# Hierarchical Carry Save Algorithm. HCSA Generic ALU. Free VHDL IP Cores.

FREE IP CORE OVERVEW

Copyright © DeverSYS www.deversys.com



### **Hierarchical Carry Save Algorithm**

It is known 3 possible adder implementations: **ripple carry**, **carry save** and **carry look ahead**. Here we propose a kind of carry save algorithm: "hierarchical carry save algorithm" (HCSA) and compare its properties with Synopsis's DW01 'cla'(carry look ahead) adder implementation.

The idea of the algorithm is illustrated on Fig.1. Carry from low part of sum is used for choice of 2 possible high part sum results. This approach is used on every hierarchy level.



Fig.1. HCSA structure.



## **Implementation Results**

Table 1 and Chart 1 represents HCSA synthesis and simulation results in comparing with standard Synopsis's DW01 'CLA' adder implementation (0.35u STD cell library).



| Cha | rt | 1. |
|-----|----|----|
|-----|----|----|

|            | HCSA  |       | Synopsis's 'cla' |       |
|------------|-------|-------|------------------|-------|
| Data Width | gates | delay | gates            | delay |
| 8          | 143   | 2.51  | 127              | 2.72  |
| 16         | 327   | 3.09  | 327              | 3.40  |
| 32         | 527   | 4.18  | 655              | 4.14  |
| 64         | 1061  | 5.34  | 1053             | 5.16  |
| 128        | 1965  | 6.64  | 1865             | 6.41  |

Table 1. Synthesis and post synthesis simulation results.



### Generic ALU based on HCSA adder

HCSA may be used within the different kind of tasks It behaves effective also for processor core parts. For example Generic ALU can be implemented applying HCSA methodology.

Basic idea is every **ALU bit** implemented as a combinational part and performs either logic or arithmetic operations.
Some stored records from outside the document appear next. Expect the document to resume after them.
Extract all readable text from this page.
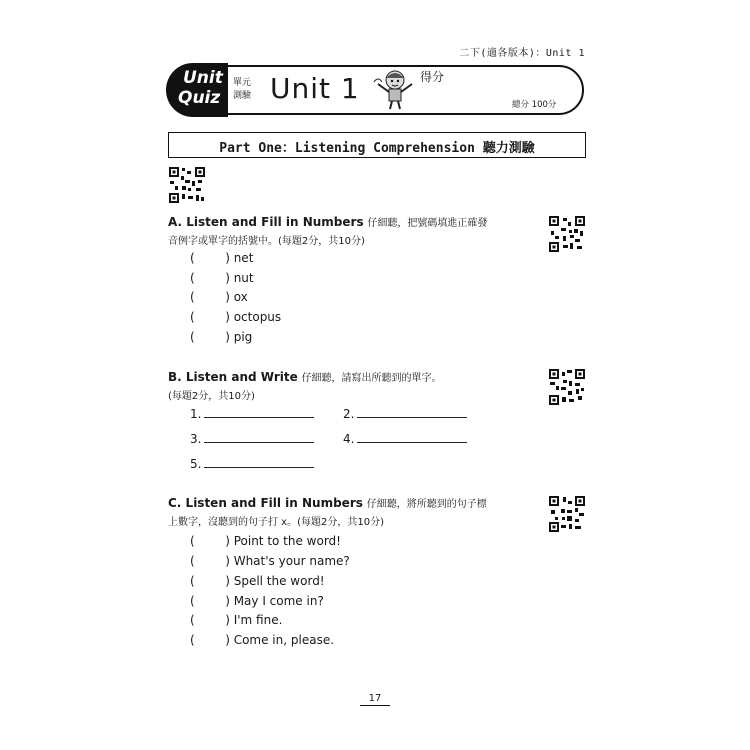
二下(適各版本)：Unit 1
Unit
Quiz
單元
測驗 Unit 1	得分
總分 100分
Part One：Listening Comprehension 聽力測驗
A. Listen and Fill in Numbers 仔細聽，把號碼填進正確發
音例字或單字的括號中。(每題2分，共10分)
(        ) net
(        ) nut
(        ) ox
(        ) octopus
(        ) pig
B. Listen and Write 仔細聽，請寫出所聽到的單字。
(每題2分，共10分)
1.	2.
3.	4.
5.
C. Listen and Fill in Numbers 仔細聽，將所聽到的句子標
上數字，沒聽到的句子打 x。(每題2分，共10分)
(        ) Point to the word!
(        ) What's your name?
(        ) Spell the word!
(        ) May I come in?
(        ) I'm fine.
(        ) Come in, please.
17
Since **bit carry/bit stealing** exists only in arithmetic operations ( "+" or "-") the HCSA method can be also applied for the ALU bit. (for more details see ALU implementation).

In other words ALU structure is exactly the same as HCSA adder except missed logic parts there.

*Table 2* represents ALU\_HCSA (ALU with hierarchical carry save algorithm) implementation details (synthesis process: 0.35u library, worst case military conditions).

| Data<br>width | delay<br>(ns) | combinational<br>area (gates) | non-combinational<br>area (gates) |
|---------------|---------------|-------------------------------|-----------------------------------|
| 8             | 4.70          | 230                           | 235                               |
| 16            | 5.66          | 385                           | 400                               |
| 32            | 6.99          | 800                           | 715                               |
| 64            | 8.39          | 1460                          | 1345                              |

#### Table 2. HCSA ALU Synthesis results.

#### Theme for debates.

HCSA ALU delay is greater than HSCA adders one, the reason is that ALU bit is more complex than adder one. Hardware expenses (combinational part) are a little bit greater in comparison with HCSA adder, because instruction decoder is included into combinational part additionally to ALU itself.

Please pay attention that delay grows proportional to data width logarithm as algorithms theory expected both for adder and ALU\_HCSA cases.

Of course instruction decoder may be implemented using different ways, may be more effective. But the goal of this part is to present complete ALU only.